There's a number of reasons for doing it. To a degree, the production wanted to move away from the look of the games. You will not in everything from the capship designs to naval officer costumes to the way ships move off the flight deck and the way shots themselves are composed that there's a deliberate attempt to reference visually older WW2 movies.

Cost was also a factor. refurbishing existing cockpits IIRC was cheaper than building from scratch. You also (at least on the cockpit interiors) got an instant boost in that they immediately look functional worn in without the art team needing to do a bunch of research or design. The time frame and setting of the movie likely didn't play into the consideration at all.

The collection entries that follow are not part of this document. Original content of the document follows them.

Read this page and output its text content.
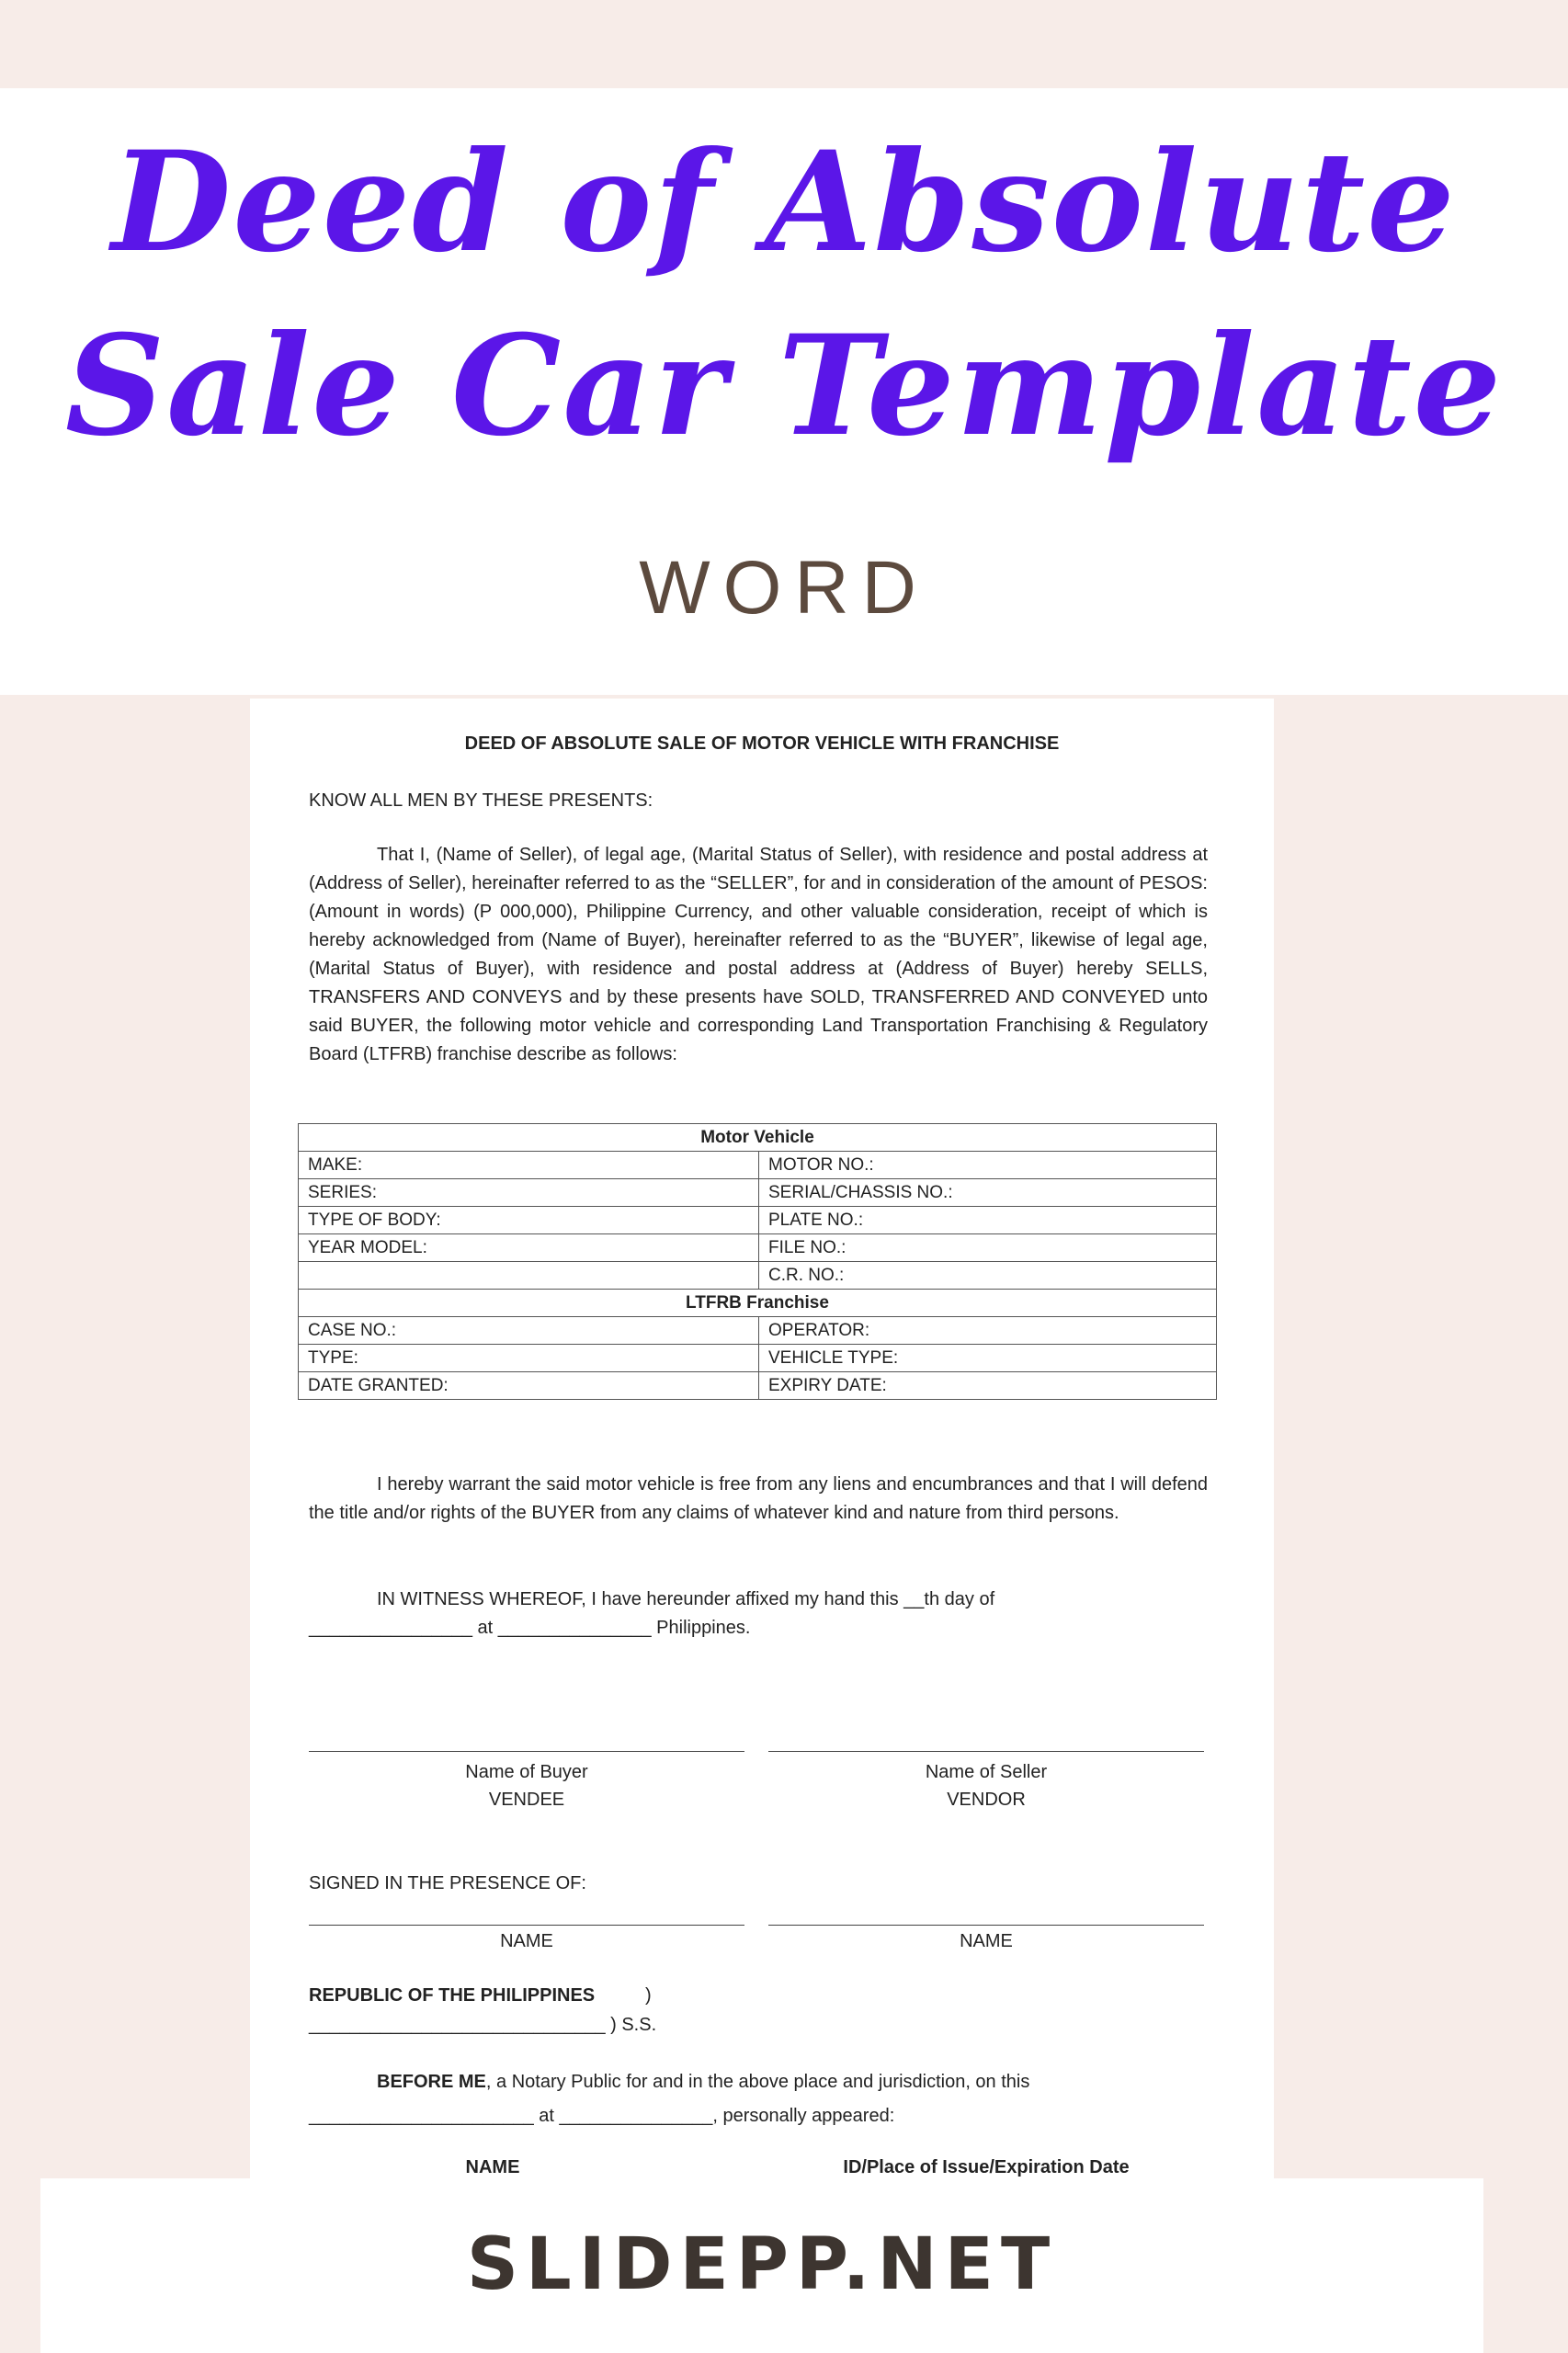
Deed of Absolute
Sale Car Template
WORD
DEED OF ABSOLUTE SALE OF MOTOR VEHICLE WITH FRANCHISE
KNOW ALL MEN BY THESE PRESENTS:
That I, (Name of Seller), of legal age, (Marital Status of Seller), with residence and postal address at (Address of Seller), hereinafter referred to as the “SELLER”, for and in consideration of the amount of PESOS: (Amount in words) (P 000,000), Philippine Currency, and other valuable consideration, receipt of which is hereby acknowledged from (Name of Buyer), hereinafter referred to as the “BUYER”, likewise of legal age, (Marital Status of Buyer), with residence and postal address at (Address of Buyer) hereby SELLS, TRANSFERS AND CONVEYS and by these presents have SOLD, TRANSFERRED AND CONVEYED unto said BUYER, the following motor vehicle and corresponding Land Transportation Franchising & Regulatory Board (LTFRB) franchise describe as follows:
Motor Vehicle	
MAKE:	MOTOR NO.:
SERIES:	SERIAL/CHASSIS NO.:
TYPE OF BODY:	PLATE NO.:
YEAR MODEL:	FILE NO.:
	C.R. NO.:
LTFRB Franchise	
CASE NO.:	OPERATOR:
TYPE:	VEHICLE TYPE:
DATE GRANTED:	EXPIRY DATE:
I hereby warrant the said motor vehicle is free from any liens and encumbrances and that I will defend the title and/or rights of the BUYER from any claims of whatever kind and nature from third persons.
IN WITNESS WHEREOF, I have hereunder affixed my hand this __th day of
________________ at _______________ Philippines.
Name of Buyer
VENDEE
Name of Seller
VENDOR
SIGNED IN THE PRESENCE OF:
NAME	NAME
REPUBLIC OF THE PHILIPPINES	)
_____________________________ ) S.S.
BEFORE ME, a Notary Public for and in the above place and jurisdiction, on this
______________________ at _______________, personally appeared:
NAME	ID/Place of Issue/Expiration Date
SLIDEPP.NET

Also, I don't know how much of a factor it was, but it's also possible that hte production team was worried about IP infringement with regards to another movie:

fic21.jpg


There's a couple of considerations that I think could have sold the 'ugly but functional' design aesthetic of the Rapier a bit better, but not every space ship needs to be pretty. There's some existing real world aircraft that I feel are pretty darned ugly too, but they also give life the variety that makes things interesting.
 
It's funny how they make a movie based on a successful game series and think "we need this to not look like those successful games wenare basing this movie off of". Reminds of DC love action movies. It's "lets do my own interpretation" instead of "let's base this off of more than 60 years of Batman or superman comics". I nevermind understood this thinking. If it's something original and different you wanna do then make it original and change the name completely.